Mon choix s'est porté sur ce modèle pour diverses raisons :
   - Encombrement et poids réduit ;
   - Capteur CMOS APS-C (le capteur APS-C mesure 18x24 mm, avec un coefficient de 1,5 pour un équivallent 24x26 mm ; un capteur 24x36 mm étant dit full-frame) de 24 Mpx, quand même, au lieu de 16 Mpx pour les 2 autres ;
   - Une excellente qualité d’image ;
   - Et le plaisir de retrouver ce que j'avais connu autrefois avec l'Icarex et l'Olympus, l'utilisation en manuel.

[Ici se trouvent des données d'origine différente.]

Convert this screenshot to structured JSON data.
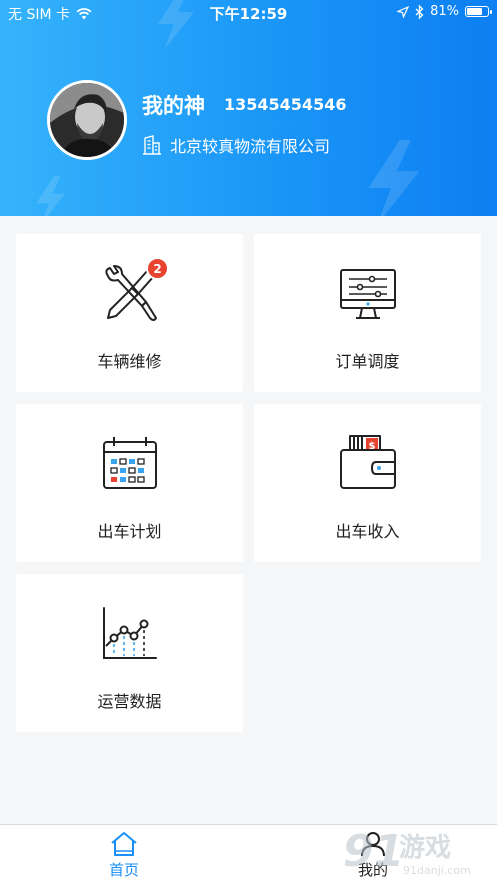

   - Et le plaisir de retrouver ce que j'ai connu avec mon précédent bridge, l'utilisation d'un certain nombre de fonctions automatiques, mais nettement améliorées.
Avec, pour l'accompagner, un zoom transtandard Zeiss de 16-80 mm, et plus tard un zoom Sony 70-300 G. J'ai maintenant complété par un objectif macro de chez Sigma, le 105 DG HSM, à mise au point interne.

     Les photos que vous voyez sur ce site sont, pour l'essentiel, prises avec l'un ou l'autre de ces trois appareils Sony.